Abbiamo tante volte parlato delle campagne militari in Nord Africa nel corso della Seconda Guerra Mondiale. Sia parlando della Battaglia di El Alamein, sia incontrando gli autori che hanno scritto di quegli eventi. La memoria è importante: ad oltre settant’anni di distanza da quei fatti, che videro per protagonisti tanti giovani partiti per le sabbie africane poco più che ventenni, con i loro e le loro speranze, ma anche con molte paure e incertezze dovute alla guerra, ricordare il loro sacrificio, specie alle generazioni più giovani deve servire come monito importante affinché simili tragedie mai più abbiano a ripetersi. Tra le sabbie egiziane partì anche Armando Lauretti, originario della provincia di Frosinone: arruolatosi volontario nel Regio Esercito, aveva appena diciannove anni quando, tra il 23 e il 24 ottobre 1942, le forze inglesi diedero inizio alla battaglia decisiva per sfondare le linee italo-tedesche intorno ad El Alamein. Venne fatto prigioniero, rimpatriando soltanto a conflitto ormai concluso, nel 1946. Divenne artigiano, si sposò e costruì una sua famiglia: oggi, il nipote di Armando, Stefano Lauretti ha deciso di consegnare alla memoria storica le vicende di suo nonno, mettendo insieme le memorie di guerra nel libro Da ragazzo di bottega alla Battaglia di El Alamein. E a noi, testimoni di un passato che rischia pericolosamente di scomparire, l’arduo compito di mantenerne vivo il ricordo. Ed è proprio l’autore a spiegarci il perché, e soprattutto il significato, del libro.

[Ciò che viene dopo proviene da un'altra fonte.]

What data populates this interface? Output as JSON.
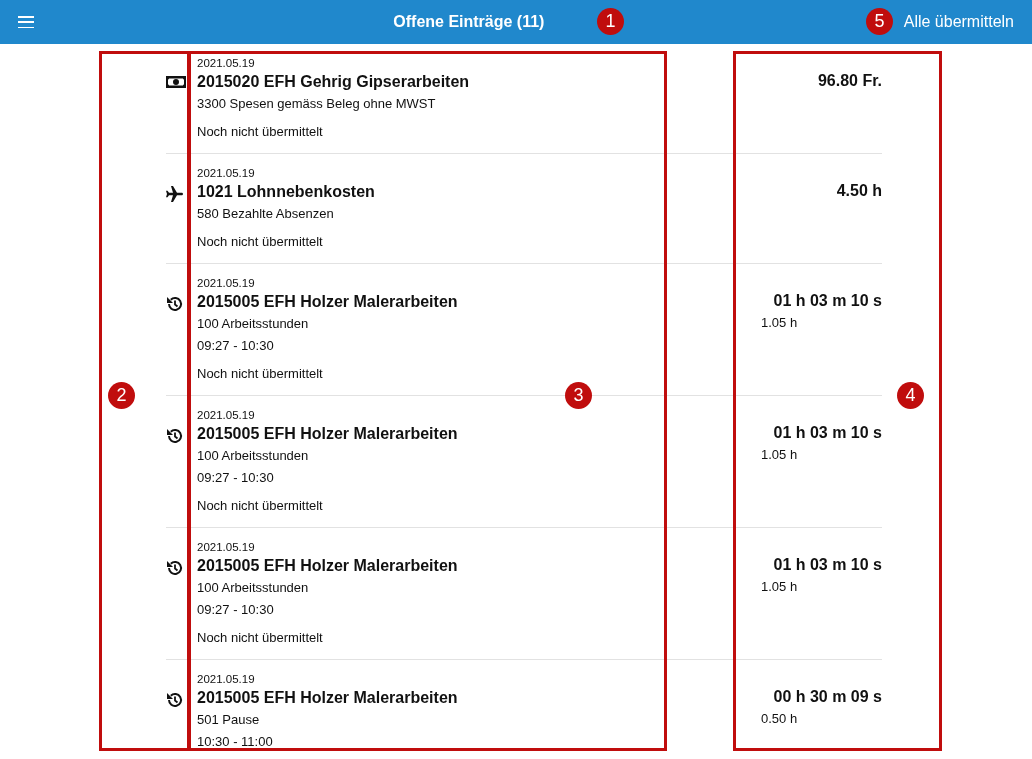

“Lì, in una terra lontana, seppero costruire nell’immensità del deserto, una piccola, grande Patria, in fratellanza, dividendosi il pane, l’acqua e la dura vita al fronte. Sembrano racconti provenienti da un altro mondo, un’altra era. Invece chi li racconta è un nostro contemporaneo e narra di esperienze che ha vissuto in prima persona. Tutti sappiamo cos’è la guerra. Ma ne siamo proprio sicuri? Sappiamo veramente cosa si prova a sentire fischi di proiettili, bombe, schegge pioverci addosso? Vedere i nostri amici, e anche i nostri nemici, feriti, uccisi o ridotti ad un mucchietto di cenere sotto un elmetto? No, non lo sappiamo. Così come non conosciamo le pene di tutti i disagi minori: le marce in condizioni inimmaginabili, la mancanza di acqua e di cibo, la sporcizia, i pidocchi, le condizioni climatiche insostenibili. Leggere su un giornale che il tuo paese è stato raso al suolo e magari la tua famiglia non c’è più. Chi le ha vissute sa di avere dentro un patrimonio umano talmente grande da essere quasi insostenibile. Armando Lauretti, che ha combattuto in Africa, ha voluto che tutti, e in particolare i suoi nipoti, sappiano di cosa è fatta la parola guerra. Il racconto, perfettamente inserito nelle vicende storiche e politiche del periodo, è narrato con un linguaggio semplice, ma profondamente espressivo”.

Mancò la fortuna non il valore!A tanti, probabilmente, queste parole scritte dal nipote di un reduce, di un combattente e di un prigioniero di guerra vorranno dire ben poco. Ma per chi ha a cuore la storia, ma soprattutto chi la storia l’ha vissuta sulla propria pelle, senza nulla chiedere in cambio, vuol dire tanto. Come riuscire a bere dell’acqua potabile dell’inferno del deserto africano nel 1942 o poter avere un pasto caldo nelle sperdute immensità della steppa russa nel 1943. Dopotutto, sono appena passati poco più di settant’anni da quei tragici eventi: è vero, ormai sono rimasti pochi testimoni diretti. Ma abbiamo i loro racconti, i loro diari, le loro registrazioni. Allora, non dimentichiamoci di loro, perché, in fin dei conti, erano i nostri padri e i nostri nonni ad aver combattuto in quello che fu il secondo conflitto mondiale: e dimenticarli sarebbe un po’ come dimenticare chi siamo noi stessi.